01:02Fils 2 est le premier film d'un ancien journaliste politique, donc le gars, il sait de quoi il parle.
01:08Il est espagnol, la preuve que la politique est assez universelle parce qu'on le croirait bien de chez nous.
01:14Carlos Abascal Peyrou, c'est son nom.
01:16Les acteurs, c'est Jean Chevalier de la comédie française, formidable.
01:20C'est votre fils François Cluzet dans le film, il est attaché parlementaire.
01:23Il y a Karine Viard en conseillère à l'Elysée, redoutable.
01:28Alex Lutz en ignoble patron du renseignement qui fait tout pour devenir ministre de l'Intérieur.

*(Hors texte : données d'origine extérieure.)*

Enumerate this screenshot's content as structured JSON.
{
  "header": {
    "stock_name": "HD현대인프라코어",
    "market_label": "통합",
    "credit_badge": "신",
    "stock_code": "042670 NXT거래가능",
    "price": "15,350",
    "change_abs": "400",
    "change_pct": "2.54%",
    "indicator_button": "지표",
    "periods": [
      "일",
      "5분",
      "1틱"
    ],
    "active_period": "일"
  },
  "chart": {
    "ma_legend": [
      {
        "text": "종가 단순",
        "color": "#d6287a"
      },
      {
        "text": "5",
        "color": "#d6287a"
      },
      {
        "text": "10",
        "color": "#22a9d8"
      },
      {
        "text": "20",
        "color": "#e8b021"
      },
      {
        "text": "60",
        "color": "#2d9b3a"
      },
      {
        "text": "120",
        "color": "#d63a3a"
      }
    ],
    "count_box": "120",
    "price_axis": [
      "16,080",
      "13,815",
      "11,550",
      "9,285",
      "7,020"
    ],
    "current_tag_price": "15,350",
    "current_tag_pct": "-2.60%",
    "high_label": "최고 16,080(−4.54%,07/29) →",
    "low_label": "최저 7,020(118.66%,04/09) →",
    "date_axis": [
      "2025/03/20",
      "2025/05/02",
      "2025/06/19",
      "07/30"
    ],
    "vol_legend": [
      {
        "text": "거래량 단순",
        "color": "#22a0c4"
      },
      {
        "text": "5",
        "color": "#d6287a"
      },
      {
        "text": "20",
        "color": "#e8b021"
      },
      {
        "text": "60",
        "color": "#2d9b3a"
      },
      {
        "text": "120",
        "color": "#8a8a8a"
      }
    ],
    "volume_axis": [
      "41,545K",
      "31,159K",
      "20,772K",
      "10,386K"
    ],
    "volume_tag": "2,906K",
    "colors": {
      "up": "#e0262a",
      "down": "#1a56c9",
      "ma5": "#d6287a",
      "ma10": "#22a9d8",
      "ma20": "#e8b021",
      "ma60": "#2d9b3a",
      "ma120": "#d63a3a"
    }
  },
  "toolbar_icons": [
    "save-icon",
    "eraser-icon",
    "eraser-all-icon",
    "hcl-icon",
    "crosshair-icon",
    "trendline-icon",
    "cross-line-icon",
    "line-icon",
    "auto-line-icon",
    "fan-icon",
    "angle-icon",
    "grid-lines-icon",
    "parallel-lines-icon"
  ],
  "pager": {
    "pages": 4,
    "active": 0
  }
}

01:34Nous sommes à la veille de l'investiture et nous ignorons qui sera à Matignon.
01:39Lionel Perrin.
01:40Lionel Perrin !
01:41Enfin, qui a eu une idée aussi débile ? C'est toi !
01:44Les marchés ne veulent pas de Perrin.
01:48La France surtout ne veut pas de Perrin.
01:51Et moi j'ai confiance en la France.
01:53C'est le bordel.
01:54Comment ça s'appelle ces gens tout le temps persuadés d'avoir raison sur tout ?
01:56Les deux gauches, les gens de gauche.
02:00Des petites répliques comme ça, comment ça s'appelle des gens persuadés d'avoir raison sur tout ?
02:04Des gens de gauche, Monsieur le Président, des gens de gauche.
02:07Il y en a plein le film.
02:09François Cluzet, pourquoi faire de la comédie ?
02:11Et en fait la question, c'est pourquoi refaire de la comédie ?
02:15Je pense par plaisir parce que, comme presque, en tout cas beaucoup d'acteurs,
02:21on a toujours ce clown en nous, celui qui nous faisait jouer des personnages dans les cours de récréation.
02:27Et puis l'époque, le mérite.
02:29Vous savez, on serait dans une société idéale, on aurait envie de drames, de faits divers, sanglants.
02:34On est dans une époque tellement étonnante, tellement agressive, délicate, difficile pour beaucoup.
02:42Clounesque aussi, farcesque comme vous dites, que finalement il n'y a que le rire qui peut nous divertir.
02:48En tout cas, les situations intelligentes qui nous font prendre le recul nécessaire sur la réalité.
02:55Et vous, comment vous passez au burlesque ?
02:59Parce que vous jouez de tout, François Cluzet.
03:01Vous passez du rire aux larmes et des larmes au rire.
03:04Comment vous passez au burlesque ?
03:06Ce comique du corps, c'est ces silhouettes malmenées, maladroites, qui perdent régulièrement leur dignité.
03:13Donc là, je le dis, par exemple, il y a Karine Viard qui chante tout le temps, il fait beau à Mexico, comme ça.
03:18Il y a Alex Lutz avec un kiwi et une petite cuillère dans son kiwi du début à la fin du film.
03:23Comment vous passez au burlesque ?
03:24Je pense que c'est se moquer de soi-même, avoir envie d'être ridicule.
03:29Vous avez envie d'être ridicule ?
03:31Oui, au cinéma, je dois l'être aussi dans la vie.
03:34Mais en tout cas, au cinéma, c'est un grand plaisir.
03:36D'abord parce que ça chasse l'ego.
03:38Et puis ensuite, parce que c'est notre boulot à nous d'être ridicule aussi.
03:42On ne peut pas jouer que James Bond.
03:43D'ailleurs, entre parenthèses, les héros sont plutôt assez chiants à jouer puisqu'ils n'ont aucun défaut.
03:48C'est pour ça que vous n'avez jamais joué James Bond ?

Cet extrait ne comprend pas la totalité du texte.